Entre as raças criadoras, éramos responsáveis pelas cores.
Compartilhávamos nossas substâncias para originar novos tons, e à
rainha, a quem foi concedida a imortalidade, cabia o batismo e a manutenção
deles. Tal tarefa nos bastava... E foi justamente essa a nossa falha: jamais
houve um exército ou muros protegendo o povoado.
Para nos ter como escravos, não houve necessidade do uso da força;
ele capturou a rainha e, em sinal de fidelidade, muitos a seguimos. Os mais perspicazes
fugiram assumindo a forma humana. Esses ainda salpicam cores aqui e ali, conforme
podem. Mas, sem ter alimento, muitas já desbotaram.
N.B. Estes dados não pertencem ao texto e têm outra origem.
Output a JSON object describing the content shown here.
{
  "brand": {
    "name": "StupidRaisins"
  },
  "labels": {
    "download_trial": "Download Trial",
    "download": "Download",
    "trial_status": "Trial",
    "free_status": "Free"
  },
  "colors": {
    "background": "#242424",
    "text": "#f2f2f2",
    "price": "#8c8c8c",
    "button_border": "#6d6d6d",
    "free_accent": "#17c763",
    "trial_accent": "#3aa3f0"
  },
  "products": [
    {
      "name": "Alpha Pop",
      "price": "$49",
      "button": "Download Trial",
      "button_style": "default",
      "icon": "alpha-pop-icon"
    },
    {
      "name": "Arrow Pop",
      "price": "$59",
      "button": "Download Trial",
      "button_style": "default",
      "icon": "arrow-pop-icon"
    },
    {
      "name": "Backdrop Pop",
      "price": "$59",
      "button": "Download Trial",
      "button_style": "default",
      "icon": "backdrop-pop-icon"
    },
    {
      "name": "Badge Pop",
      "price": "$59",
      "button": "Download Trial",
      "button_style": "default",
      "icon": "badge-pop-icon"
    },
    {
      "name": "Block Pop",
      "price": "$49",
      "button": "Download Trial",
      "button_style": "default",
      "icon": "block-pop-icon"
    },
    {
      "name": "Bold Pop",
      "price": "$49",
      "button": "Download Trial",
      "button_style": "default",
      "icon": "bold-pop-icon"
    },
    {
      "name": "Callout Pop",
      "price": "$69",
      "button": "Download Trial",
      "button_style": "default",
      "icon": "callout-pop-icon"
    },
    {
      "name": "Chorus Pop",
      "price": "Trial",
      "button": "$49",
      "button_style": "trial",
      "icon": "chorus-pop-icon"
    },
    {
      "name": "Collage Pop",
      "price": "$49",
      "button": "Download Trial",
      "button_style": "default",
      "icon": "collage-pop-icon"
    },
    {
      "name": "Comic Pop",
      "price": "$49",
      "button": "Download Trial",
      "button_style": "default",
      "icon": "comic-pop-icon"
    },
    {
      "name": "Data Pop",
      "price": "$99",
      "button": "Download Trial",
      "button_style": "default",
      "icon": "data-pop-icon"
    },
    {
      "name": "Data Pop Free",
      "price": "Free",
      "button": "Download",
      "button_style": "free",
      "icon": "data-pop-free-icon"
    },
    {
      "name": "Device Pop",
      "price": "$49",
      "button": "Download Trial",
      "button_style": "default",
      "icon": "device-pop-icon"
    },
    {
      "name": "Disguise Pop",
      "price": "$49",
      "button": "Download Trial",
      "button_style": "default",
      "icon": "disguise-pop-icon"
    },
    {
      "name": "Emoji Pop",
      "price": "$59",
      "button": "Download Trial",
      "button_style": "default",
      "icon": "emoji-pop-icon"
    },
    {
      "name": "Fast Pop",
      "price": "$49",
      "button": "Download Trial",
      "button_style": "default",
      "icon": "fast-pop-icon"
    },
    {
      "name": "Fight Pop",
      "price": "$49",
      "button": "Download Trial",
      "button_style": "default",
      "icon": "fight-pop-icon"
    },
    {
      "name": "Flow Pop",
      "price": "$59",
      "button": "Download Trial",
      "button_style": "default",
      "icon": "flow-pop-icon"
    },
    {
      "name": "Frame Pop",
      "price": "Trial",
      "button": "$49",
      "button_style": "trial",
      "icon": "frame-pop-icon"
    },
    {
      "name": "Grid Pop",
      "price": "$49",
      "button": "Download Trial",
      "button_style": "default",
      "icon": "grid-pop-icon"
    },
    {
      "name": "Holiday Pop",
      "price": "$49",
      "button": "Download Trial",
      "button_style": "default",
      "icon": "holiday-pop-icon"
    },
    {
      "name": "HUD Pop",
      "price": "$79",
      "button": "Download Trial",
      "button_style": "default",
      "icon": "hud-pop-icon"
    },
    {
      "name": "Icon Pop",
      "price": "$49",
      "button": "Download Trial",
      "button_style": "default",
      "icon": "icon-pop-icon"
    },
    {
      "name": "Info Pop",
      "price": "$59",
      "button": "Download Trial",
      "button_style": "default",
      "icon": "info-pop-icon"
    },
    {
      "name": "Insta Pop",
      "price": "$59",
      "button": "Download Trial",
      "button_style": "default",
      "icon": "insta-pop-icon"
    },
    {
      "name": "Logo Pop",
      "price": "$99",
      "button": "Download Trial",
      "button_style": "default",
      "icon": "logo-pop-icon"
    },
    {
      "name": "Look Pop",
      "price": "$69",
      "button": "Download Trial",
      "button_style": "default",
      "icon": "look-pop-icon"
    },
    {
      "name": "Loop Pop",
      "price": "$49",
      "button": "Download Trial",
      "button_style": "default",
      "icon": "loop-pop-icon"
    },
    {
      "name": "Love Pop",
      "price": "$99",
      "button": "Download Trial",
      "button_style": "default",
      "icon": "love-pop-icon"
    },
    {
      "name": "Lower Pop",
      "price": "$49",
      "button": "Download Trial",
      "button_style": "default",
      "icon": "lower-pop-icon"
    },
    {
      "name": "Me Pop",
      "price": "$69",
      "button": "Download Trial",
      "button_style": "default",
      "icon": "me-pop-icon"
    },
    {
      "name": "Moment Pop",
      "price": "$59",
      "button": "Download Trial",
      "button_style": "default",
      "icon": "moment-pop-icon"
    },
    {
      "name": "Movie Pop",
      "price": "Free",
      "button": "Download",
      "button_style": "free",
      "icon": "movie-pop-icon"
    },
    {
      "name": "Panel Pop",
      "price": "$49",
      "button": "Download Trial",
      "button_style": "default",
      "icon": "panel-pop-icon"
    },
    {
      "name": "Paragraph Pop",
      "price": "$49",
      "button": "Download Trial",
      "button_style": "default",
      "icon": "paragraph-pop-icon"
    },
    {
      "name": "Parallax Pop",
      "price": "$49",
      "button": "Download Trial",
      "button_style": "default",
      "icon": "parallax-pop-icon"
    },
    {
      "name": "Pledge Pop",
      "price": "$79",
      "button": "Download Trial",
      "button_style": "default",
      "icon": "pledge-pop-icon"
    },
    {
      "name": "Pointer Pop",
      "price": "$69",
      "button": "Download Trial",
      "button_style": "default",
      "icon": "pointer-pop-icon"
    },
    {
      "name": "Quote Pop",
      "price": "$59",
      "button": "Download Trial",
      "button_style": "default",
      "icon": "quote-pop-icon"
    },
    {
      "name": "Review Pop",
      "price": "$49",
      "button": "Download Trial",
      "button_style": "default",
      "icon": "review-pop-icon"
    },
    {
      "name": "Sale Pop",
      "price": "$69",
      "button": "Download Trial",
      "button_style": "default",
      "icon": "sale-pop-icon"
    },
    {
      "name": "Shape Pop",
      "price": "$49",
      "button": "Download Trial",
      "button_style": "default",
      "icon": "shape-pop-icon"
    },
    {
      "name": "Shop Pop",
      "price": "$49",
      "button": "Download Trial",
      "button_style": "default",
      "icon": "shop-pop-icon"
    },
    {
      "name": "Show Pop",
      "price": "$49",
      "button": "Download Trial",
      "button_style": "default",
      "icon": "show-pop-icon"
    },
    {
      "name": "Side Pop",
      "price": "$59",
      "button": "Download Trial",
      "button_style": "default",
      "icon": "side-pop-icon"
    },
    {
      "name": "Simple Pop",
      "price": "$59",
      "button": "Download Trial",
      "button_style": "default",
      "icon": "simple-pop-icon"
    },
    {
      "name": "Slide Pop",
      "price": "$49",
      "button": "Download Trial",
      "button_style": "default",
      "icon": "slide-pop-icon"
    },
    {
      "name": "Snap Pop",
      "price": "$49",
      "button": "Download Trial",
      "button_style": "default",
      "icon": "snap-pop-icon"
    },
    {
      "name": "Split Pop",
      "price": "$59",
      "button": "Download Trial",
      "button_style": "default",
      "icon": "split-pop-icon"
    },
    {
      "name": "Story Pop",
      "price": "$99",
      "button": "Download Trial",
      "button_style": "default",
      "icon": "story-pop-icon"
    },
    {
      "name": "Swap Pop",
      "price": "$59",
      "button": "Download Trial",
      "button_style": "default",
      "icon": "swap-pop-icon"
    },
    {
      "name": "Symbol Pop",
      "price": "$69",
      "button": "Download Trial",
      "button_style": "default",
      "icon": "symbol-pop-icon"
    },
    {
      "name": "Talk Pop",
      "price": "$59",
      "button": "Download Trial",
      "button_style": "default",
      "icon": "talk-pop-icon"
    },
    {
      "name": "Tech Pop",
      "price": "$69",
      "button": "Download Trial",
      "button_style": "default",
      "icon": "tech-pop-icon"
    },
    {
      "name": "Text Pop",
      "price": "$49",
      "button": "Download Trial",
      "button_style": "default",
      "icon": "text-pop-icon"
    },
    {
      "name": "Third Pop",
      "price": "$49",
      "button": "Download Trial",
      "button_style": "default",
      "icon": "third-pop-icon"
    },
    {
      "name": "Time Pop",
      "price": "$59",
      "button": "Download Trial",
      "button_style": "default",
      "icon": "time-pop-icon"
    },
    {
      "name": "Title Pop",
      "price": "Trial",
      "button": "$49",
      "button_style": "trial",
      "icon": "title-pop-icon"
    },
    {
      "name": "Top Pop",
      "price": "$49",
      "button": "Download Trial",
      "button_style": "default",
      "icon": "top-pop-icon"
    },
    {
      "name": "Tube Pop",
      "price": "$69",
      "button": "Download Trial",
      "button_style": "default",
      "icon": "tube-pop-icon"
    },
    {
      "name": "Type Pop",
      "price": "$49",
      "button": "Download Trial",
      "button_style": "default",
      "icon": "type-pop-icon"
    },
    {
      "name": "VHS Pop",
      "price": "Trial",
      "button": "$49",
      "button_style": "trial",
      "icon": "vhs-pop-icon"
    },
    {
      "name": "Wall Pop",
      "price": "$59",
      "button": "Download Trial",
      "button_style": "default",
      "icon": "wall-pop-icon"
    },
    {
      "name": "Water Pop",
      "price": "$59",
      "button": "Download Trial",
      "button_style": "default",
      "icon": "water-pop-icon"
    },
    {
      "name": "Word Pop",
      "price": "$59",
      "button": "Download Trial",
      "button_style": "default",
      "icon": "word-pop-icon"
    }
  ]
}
De majestade à escrava, aquela que tem nossa estima passa os dias a retocar
o branco do pelo de seu senhor ou prateando um sem-fim de papel que usamos para
o primeiro revestimento dos ovos espessos e pegajosos. A segunda cobertura é
plástica, colorida pelos mestres. São os únicos que ainda
mesclam suas essências.
Os mais jovens, nascidos aqui, nem chegaram a aprender o nosso ofício,
não conhecem sua capacidade e, portanto, não se importam de terem
os dedos calejados pela feitura de laçarotes decorativos para os ovais
que ele põe segundo por segundo, com escassas interrupções.
Trabalhamos sem prazer e cada um de nós tem medo de ser o próximo
a saciar a fome do horrendo, mas cuidamos para que não haja atraso. Isso
porque, uma vez por ano, ele recolhe toda a produção e sai para
espalhar suas crias em ninhos de serragem, pelos lares dos homens. Nesse dia,
a pedido da rainha, nos deixa descansar.
Então, relembramos costumes, há bebida, alguns galanteiam para as
moças enquanto os mais audaciosos devaneiam sobre estratégias de
fuga, e temos nosso tempo bom. É nessa data que desejamos um ao outro:
Feliz Páscoa!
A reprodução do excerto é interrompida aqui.